La superficie cadastrale de la commune publiée par l’Insee, qui sert de références dans toutes les statistiques, est de 25,89 km2[12],[Note 1]. La superficie géographique, issue de la BD Topo, composante du Référentiel à grande échelle produit par l'IGN, est quant à elle de 25,82 km2[9]. Son relief est relativement plat puisque la dénivelée maximale atteint 40 mètres. L'altitude du territoire varie entre 152 m et 192 m[15].

Hydrographie

La rivière Ousson, l'autoroute A77 et les routes départementales 45, 48 et 121 traversent le territoire de la commune.

Lieux-dits et écarts

La Foucherie, Poirier-Girault, les Plains, les Maillards, la Maltournée, le Pignon-Blanc, Clavière et Maillebois.

Climat

Plusieurs études ont été menées afin de caractériser les types climatiques auxquels est exposé le territoire national. Les zonages obtenus diffèrent selon les méthodes utilisées, la nature et le nombre des paramètres pris en compte, le maillage territorial des données et la période de référence. En 2010, le climat de la commune était ainsi de type climat océanique dégradé des plaines du Centre et du Nord, selon une étude du Centre national de la recherche scientifique (CNRS) s'appuyant sur une méthode combinant données climatiques et facteurs de milieu (topographie, occupation des sols, etc.) et des données couvrant la période 1971-2000[16]. En 2020, le climat prédominant est classé Cfb, selon la classification de Köppen-Geiger, pour la période 1988-2017, à savoir un climat tempéré à été frais sans saison sèche[17]. Par ailleurs Météo-France publie en 2020 une nouvelle typologie des climats de la France métropolitaine dans laquelle la commune est exposée à un climat océanique altéré[18] et est dans la région climatique Centre et contreforts nord du Massif Central, caractérisée par un air sec en été et un bon ensoleillement[19]. Elle est en outre dans la zone H1b au titre de la réglementation environnementale 2020 des constructions neuves[20],[21].

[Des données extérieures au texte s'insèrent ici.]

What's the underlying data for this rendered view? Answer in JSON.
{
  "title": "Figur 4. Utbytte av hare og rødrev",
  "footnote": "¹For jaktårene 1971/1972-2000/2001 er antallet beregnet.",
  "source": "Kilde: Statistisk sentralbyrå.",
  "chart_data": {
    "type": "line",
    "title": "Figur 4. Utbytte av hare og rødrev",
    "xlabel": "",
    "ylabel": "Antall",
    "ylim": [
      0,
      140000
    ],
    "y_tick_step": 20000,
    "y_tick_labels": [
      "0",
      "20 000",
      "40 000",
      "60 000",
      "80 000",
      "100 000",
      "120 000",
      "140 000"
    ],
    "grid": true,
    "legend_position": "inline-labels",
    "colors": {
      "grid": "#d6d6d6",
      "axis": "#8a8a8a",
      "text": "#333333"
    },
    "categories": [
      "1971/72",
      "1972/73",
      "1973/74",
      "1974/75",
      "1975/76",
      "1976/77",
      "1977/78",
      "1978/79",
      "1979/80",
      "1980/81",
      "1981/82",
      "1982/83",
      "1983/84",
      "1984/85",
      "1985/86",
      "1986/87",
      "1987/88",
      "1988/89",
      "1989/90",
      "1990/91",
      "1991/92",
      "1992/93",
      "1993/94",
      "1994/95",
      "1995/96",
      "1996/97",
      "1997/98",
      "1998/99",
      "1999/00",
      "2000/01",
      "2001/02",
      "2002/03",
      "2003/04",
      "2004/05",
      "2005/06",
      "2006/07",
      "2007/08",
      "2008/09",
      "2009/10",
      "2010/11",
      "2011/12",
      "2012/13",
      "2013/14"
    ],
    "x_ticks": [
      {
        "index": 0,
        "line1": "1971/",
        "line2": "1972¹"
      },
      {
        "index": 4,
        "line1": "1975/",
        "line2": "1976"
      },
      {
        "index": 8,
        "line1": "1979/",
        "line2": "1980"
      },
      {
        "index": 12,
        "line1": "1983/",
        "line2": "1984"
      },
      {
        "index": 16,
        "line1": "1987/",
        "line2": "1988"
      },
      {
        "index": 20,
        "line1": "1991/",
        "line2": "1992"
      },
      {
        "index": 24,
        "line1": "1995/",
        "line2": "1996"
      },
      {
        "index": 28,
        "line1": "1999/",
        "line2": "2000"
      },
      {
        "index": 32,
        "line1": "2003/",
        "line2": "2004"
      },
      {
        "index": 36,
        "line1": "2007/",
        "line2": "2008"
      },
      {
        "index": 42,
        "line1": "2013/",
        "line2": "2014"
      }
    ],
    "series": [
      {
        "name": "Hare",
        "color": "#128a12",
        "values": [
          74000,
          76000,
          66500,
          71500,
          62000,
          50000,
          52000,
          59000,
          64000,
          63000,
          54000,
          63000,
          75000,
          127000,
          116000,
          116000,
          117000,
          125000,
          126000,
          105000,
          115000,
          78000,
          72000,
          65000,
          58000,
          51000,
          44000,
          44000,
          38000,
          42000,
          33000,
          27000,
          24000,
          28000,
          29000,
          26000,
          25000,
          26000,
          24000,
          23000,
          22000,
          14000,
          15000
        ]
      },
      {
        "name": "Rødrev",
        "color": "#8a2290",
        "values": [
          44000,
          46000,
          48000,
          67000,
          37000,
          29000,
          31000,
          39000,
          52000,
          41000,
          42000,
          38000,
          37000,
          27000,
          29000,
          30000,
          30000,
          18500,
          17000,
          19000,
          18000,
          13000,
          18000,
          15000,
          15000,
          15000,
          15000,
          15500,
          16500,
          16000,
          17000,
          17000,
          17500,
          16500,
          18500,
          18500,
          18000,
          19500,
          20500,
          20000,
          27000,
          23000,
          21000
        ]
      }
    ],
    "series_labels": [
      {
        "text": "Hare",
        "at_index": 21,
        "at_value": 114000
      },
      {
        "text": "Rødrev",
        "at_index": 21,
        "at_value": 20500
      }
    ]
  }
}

Pour la période 1971-2000, la température annuelle moyenne est de 10,8 °C, avec une amplitude thermique annuelle de 15,6 °C. Le cumul annuel moyen de précipitations est de 755 mm, avec 11,1 jours de précipitations en janvier et 7,3 jours en juillet[16]. Pour la période 1991-2020, la température moyenne annuelle observée sur la station météorologique de Météo-France la plus proche, sur la commune de Saint-Privé à 11 km à vol d'oiseau[22], est de 11,3 °C et le cumul annuel moyen de précipitations est de 769,7 mm[23],[24]. La température maximale relevée sur cette station est de 41,8 °C, atteinte le  ; la température minimale est de −15,5 °C, atteinte le [Note 2].

Milieux naturels et biodiversité

Carte des ZNIEFF de la commune et de ses abords.

L’inventaire des zones naturelles d'intérêt écologique, faunistique et floristique (ZNIEFF) a pour objectif de réaliser une couverture des zones les plus intéressantes sur le plan écologique, essentiellement dans la perspective d’améliorer la connaissance du patrimoine naturel national et de fournir aux différents décideurs un outil d’aide à la prise en compte de l’environnement dans l’aménagement du territoire. Le territoire communal de Dammarie-en-Puisaye comprend trois ZNIEFF[INPN 1].

La Znieff « Aulnaie-frenaie du bois des vallées », de type 1[Note 3] et d'une superficie de 32,18 hectares, s'étend les communes de Batilly-en-Puisaye et Dammarie-en-Puisaye. Elle occupe le versant exposé au sud d'un vallon de l'Ousson. Ce coteau boisé se localise à mi-distance entre Batilly- en-Puisaye et Ousson-sur-Loire[DREAL 1]. Son altitude varie entre 160 et 170 m[INPN 2]. Il s'agit d'une aulnaie-frênaie partiellement inondable à rattacher à l'alliance de l'Alnenion glutinoso-incanae Alno-Padion) et d'une chênaie charmaie. Le massif abrite une importante population de Scilla bifolia ainsi que Thalictrella thalictroides[INPN 3].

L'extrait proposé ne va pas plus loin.